Сокурсница вообще-то не была такая уж страшная, ну, разве что толстовата, но ужасно хотела заполучить чуть ли не каждого парня, который ей попадался. Это у нее была не патология, а своего рода потребность, которая часто встречается у тех — все равно, парней ли, девушек ли, — кто учился в церковной школе. А эта наша девушка как раз ходила в такую школу, к монахиням, что с точки зрения знаний огромный плюс, потому что солидный фундамент общего образования тут гарантирован. Хотя — какая польза девушке от этого фундамента, уж какое такое архитектурное сооружение она на нем воздвигнет? Да никакое. Ну, разве что меньше придется готовиться к урокам, когда она будет училкой в школе какого-нибудь захолустного населенного пункта. Да господи, ей вообще не надо будет готовиться, потому что из ее учеников максимум один проявит некоторый интерес к тому, что она рассказывает, да и то по той лишь причине, что будет проецировать на эту учительницу свой эдипов комплекс. Не потому, что у него не было матери, а как раз потому, что была, но он испытывал к ней непреодолимое отвращение, почти ненависть: такой старой и изношенной он ее видел, хотя она всего-то на пару лет была старше учительницы, но ведь простые деревенские женщины и в молодости выглядят старыми, они словно и рождаются-то старухами, к которым их сыновья просто не могут испытывать любовного влечения, — разве что в том случае, если в их психике есть болезненное извращение и их вообще тянет к старухам. Учительница, в отличие от матери, была такой женщиной, которую подросток этот мог вполне вообразить своей, даже и на всю жизнь. Она могла бы быть ему сразу матерью и женой, которая освободит его от того груза, который был взвален на него в момент рождения. Бросающуюся в глаза старательность мальчика училка объясняла жаждой знаний; о чем, собственно, речь, ей стало ясно, лишь когда, прохаживаясь между рядами парт, она вдруг заметила на полу зеркало — мальчишка норовил заглянуть ей под юбку.

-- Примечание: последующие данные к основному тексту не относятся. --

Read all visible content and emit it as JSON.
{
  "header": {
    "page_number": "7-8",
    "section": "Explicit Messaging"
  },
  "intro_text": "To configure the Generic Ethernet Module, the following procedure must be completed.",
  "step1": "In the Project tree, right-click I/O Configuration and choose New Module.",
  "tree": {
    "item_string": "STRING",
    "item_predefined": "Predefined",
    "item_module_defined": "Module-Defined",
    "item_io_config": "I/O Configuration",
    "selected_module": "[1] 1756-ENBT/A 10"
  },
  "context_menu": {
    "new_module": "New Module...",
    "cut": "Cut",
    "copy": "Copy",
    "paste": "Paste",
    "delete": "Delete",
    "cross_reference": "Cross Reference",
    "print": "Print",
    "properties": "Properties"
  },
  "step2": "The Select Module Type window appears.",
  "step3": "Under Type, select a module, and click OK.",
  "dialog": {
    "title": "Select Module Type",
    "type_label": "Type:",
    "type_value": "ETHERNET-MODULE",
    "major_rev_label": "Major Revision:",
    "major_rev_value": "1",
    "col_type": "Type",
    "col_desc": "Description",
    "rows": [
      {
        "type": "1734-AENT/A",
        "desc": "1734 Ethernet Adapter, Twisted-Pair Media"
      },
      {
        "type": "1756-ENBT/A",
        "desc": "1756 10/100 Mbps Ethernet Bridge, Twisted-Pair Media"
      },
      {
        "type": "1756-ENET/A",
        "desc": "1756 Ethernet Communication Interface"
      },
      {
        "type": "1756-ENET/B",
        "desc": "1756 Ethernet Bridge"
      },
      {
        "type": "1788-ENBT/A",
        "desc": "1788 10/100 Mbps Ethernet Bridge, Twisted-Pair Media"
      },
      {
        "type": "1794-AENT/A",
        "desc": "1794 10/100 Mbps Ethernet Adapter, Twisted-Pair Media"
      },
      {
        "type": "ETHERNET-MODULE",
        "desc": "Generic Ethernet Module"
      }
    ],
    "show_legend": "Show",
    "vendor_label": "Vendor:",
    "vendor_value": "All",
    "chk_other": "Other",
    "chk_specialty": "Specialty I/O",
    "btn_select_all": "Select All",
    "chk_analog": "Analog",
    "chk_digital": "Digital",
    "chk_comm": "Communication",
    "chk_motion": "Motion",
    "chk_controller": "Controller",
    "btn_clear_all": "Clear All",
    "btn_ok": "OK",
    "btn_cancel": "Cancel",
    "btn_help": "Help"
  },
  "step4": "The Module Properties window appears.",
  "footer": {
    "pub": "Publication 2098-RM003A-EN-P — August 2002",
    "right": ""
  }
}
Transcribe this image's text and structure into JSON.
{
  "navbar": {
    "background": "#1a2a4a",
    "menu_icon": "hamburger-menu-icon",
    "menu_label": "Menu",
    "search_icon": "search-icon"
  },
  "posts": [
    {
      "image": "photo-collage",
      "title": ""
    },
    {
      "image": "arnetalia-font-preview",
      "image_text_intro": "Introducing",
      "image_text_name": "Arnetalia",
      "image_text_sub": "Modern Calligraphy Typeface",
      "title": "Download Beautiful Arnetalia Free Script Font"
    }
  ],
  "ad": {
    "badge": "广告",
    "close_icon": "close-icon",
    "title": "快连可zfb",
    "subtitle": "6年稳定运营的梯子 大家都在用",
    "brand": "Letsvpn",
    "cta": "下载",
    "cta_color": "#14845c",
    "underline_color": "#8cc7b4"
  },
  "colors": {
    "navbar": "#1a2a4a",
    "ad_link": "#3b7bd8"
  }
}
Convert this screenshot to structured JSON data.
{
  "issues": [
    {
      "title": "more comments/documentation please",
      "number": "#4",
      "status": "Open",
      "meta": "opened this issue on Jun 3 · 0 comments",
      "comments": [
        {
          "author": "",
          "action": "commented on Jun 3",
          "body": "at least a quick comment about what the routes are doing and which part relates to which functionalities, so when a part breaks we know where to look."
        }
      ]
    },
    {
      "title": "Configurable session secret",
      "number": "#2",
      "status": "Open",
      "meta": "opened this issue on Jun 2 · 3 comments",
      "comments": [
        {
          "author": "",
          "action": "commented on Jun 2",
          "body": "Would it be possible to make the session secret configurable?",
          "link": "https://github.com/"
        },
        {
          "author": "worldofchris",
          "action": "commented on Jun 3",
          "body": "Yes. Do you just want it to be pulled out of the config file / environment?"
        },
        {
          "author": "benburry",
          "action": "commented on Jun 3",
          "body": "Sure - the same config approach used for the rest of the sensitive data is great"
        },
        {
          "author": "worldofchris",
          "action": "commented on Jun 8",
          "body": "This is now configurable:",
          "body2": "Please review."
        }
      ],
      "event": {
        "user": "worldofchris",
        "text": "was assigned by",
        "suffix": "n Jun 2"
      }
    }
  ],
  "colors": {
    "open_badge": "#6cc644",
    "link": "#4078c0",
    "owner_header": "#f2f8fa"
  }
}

Наша училка — которая, не забудем, в этот момент всего лишь студентка — стала в тупик, понятия не имея, как ей поступить, чтобы это было правильно с точки зрения педагогики. Пристыдить мальчика перед всем классом — и тем самым пойти на риск, что погасит единственный внимательный взгляд? Или закрыть глаза на поведение ученика? Она решила промолчать; лишь перестала с тех пор прохаживаться между партами.